Standing Stones, Commons, Co. Leitrim
Co. Leitrim |
Stone Monuments
Between the first Ordnance Survey of 1835 and the present day, one of two standing stones in a hollow in County Leitrim quietly fell over.
The other is still upright, a narrow conglomerate slab rising 1.7 metres from the rough pasture, oriented north to south. Nine metres to its south, the second stone lies prone, measuring two metres in length. It was still standing when the revised six-inch Ordnance Survey map was produced in 1944, which means the fall happened sometime in the past eighty or so years, unrecorded and unwitnessed, in a patch of ground that few would have been watching closely.

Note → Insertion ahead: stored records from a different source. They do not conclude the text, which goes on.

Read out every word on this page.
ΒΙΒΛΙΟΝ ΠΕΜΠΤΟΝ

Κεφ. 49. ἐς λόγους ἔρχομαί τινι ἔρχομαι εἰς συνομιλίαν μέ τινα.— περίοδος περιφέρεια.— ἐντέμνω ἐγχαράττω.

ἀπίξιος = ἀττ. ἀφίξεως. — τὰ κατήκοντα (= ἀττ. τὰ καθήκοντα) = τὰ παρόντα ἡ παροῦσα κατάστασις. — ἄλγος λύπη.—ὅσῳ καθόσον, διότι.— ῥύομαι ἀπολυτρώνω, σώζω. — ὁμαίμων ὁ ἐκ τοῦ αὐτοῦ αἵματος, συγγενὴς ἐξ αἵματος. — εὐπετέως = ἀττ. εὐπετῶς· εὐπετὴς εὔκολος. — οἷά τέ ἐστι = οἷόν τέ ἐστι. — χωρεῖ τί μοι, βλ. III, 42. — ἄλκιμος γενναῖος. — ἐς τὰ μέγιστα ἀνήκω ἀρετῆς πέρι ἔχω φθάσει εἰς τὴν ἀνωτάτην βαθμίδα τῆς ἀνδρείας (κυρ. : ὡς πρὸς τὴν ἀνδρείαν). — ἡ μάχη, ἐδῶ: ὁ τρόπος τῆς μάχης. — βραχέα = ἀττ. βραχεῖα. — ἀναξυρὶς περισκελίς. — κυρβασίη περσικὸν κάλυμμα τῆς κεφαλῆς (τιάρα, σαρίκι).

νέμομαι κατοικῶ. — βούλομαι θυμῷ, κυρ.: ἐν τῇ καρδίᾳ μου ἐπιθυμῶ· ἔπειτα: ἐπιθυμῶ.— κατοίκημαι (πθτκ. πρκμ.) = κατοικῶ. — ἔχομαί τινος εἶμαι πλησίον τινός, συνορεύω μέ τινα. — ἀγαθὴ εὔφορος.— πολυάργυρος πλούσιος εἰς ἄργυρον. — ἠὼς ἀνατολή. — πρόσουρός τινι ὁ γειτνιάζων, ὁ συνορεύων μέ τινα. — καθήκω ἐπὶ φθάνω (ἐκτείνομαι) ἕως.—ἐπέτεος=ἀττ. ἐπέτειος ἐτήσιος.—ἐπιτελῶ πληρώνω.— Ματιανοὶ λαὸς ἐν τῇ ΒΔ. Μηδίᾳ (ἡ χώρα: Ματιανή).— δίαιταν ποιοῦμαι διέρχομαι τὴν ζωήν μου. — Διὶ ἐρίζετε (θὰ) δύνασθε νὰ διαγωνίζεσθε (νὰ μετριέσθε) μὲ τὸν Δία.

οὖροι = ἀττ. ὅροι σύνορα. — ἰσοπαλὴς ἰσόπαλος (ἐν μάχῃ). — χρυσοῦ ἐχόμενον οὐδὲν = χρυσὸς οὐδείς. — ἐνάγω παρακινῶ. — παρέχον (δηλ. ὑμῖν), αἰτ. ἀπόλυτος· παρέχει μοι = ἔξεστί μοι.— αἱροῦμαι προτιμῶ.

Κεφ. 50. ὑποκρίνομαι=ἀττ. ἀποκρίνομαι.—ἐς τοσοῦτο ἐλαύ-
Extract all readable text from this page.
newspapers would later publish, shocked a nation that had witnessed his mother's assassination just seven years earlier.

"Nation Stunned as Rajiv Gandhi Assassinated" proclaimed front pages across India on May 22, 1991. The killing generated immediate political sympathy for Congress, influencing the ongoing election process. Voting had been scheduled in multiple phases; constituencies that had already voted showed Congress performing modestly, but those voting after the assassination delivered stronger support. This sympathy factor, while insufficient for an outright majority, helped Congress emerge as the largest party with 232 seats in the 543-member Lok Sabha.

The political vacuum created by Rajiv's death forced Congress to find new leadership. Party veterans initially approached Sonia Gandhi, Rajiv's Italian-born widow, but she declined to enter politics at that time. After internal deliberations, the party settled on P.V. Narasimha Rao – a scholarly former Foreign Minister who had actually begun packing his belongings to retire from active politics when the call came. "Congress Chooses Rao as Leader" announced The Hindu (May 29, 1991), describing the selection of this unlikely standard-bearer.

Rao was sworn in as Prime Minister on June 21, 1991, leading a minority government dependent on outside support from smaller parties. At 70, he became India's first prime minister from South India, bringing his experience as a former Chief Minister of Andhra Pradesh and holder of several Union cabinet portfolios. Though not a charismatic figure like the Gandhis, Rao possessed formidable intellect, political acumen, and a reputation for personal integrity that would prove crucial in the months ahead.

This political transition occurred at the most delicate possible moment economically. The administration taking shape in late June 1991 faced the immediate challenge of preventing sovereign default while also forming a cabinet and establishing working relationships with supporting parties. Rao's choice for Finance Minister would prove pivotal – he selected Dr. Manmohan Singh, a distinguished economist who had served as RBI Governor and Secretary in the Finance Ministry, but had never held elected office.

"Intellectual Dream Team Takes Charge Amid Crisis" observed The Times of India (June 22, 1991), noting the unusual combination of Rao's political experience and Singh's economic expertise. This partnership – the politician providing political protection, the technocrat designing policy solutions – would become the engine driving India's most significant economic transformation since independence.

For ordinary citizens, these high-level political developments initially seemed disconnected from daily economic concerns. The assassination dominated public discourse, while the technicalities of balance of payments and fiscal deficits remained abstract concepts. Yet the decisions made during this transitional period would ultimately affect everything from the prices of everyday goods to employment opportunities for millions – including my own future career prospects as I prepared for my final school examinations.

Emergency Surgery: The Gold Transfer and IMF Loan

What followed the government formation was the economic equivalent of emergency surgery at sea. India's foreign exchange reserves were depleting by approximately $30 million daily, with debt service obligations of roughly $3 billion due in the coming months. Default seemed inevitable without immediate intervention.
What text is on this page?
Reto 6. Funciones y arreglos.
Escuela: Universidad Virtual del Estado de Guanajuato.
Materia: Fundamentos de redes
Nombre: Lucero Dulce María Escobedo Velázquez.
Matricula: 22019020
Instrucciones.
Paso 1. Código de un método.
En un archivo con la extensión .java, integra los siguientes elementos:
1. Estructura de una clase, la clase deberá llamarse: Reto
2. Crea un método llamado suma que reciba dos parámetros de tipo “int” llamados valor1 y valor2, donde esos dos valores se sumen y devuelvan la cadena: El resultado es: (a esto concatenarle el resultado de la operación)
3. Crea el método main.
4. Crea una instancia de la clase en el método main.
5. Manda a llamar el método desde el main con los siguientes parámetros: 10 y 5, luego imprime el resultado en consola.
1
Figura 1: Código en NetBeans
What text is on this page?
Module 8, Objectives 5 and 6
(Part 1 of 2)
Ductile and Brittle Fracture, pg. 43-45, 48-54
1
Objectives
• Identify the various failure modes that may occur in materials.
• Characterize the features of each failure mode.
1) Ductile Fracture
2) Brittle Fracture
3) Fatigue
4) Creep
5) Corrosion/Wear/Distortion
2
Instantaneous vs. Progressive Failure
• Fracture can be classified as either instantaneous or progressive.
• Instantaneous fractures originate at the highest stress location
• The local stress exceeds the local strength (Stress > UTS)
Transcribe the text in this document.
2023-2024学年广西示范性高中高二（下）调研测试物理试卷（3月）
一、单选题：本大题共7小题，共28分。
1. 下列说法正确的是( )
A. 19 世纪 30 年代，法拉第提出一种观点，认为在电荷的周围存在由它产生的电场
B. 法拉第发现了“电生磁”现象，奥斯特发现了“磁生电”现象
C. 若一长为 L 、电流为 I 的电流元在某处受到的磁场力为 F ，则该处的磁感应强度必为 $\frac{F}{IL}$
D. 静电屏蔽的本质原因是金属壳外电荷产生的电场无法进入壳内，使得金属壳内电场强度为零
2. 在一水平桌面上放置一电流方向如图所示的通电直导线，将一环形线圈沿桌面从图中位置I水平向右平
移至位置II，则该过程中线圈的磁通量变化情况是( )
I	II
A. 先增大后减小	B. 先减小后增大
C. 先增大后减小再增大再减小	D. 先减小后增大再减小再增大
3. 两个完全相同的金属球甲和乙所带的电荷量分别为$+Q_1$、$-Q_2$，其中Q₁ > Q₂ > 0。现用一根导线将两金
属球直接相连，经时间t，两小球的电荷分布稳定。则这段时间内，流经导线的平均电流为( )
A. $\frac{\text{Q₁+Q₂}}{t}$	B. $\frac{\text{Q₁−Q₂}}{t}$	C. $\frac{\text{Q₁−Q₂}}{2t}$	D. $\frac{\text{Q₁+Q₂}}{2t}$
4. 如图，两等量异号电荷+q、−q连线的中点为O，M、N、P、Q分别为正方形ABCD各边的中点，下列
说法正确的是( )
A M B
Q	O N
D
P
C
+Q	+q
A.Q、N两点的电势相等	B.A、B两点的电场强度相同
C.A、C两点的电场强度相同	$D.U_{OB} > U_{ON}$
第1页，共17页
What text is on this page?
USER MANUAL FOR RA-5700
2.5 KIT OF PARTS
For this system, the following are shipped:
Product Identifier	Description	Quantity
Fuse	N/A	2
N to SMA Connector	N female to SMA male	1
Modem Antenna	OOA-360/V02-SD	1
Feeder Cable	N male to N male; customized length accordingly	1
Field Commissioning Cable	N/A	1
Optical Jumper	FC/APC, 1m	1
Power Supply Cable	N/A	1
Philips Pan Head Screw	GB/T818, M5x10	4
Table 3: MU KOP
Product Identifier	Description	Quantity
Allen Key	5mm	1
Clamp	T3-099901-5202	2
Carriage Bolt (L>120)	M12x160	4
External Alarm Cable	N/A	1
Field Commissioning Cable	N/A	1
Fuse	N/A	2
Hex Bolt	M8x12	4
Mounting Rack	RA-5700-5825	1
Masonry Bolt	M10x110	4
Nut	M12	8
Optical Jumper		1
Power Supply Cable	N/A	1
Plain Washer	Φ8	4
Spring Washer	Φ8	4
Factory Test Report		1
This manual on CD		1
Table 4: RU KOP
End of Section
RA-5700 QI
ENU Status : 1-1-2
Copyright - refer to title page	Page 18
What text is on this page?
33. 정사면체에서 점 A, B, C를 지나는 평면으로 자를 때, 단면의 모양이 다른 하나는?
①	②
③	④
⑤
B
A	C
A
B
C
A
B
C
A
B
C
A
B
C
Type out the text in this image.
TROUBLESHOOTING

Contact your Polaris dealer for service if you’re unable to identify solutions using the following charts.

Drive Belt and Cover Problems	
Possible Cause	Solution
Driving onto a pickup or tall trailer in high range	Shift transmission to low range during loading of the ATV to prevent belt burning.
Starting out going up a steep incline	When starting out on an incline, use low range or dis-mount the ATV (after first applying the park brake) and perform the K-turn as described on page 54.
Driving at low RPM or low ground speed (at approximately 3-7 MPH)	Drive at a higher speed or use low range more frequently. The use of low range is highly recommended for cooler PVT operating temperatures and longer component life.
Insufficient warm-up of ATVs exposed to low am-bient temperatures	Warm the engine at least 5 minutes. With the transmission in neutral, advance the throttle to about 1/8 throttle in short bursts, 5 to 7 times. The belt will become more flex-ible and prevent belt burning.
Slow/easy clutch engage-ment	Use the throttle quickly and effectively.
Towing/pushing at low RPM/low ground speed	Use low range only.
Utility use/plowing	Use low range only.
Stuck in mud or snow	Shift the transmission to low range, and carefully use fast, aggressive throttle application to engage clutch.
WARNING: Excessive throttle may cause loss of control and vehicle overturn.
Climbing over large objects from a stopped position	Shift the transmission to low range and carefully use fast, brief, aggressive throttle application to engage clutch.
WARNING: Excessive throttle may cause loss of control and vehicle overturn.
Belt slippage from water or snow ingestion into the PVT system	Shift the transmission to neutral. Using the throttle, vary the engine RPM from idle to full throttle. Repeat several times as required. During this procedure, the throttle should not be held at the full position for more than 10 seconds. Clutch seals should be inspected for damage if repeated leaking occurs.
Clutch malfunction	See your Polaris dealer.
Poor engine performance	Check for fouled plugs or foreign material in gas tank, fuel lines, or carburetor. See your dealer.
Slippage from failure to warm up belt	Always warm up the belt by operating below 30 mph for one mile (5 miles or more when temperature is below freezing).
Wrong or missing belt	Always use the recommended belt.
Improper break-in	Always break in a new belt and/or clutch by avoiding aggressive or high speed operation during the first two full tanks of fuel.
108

The site sits in a hollow edged by rock outcrop, at the eastern margin of a marshy basin, the kind of landscape that tends to preserve old things simply by being inconvenient to develop or plough. Both stones appear on the 1835 OS map, already labelled as standing stones, which tells us they were recognised as antiquities from the moment the surveyors arrived, even if their original purpose and age remain unspecified. Conglomerate, the rock type of the upright stone, is a sedimentary material made of cemented fragments of older rock, sometimes chosen by prehistoric monument builders for its availability rather than any particular symbolic quality, though we cannot know that here. What is recorded, in Michael J. Moore's Archaeological Inventory of County Leitrim published in 2003, is the physical fact of the pair: their dimensions, their orientation, and the gap between them.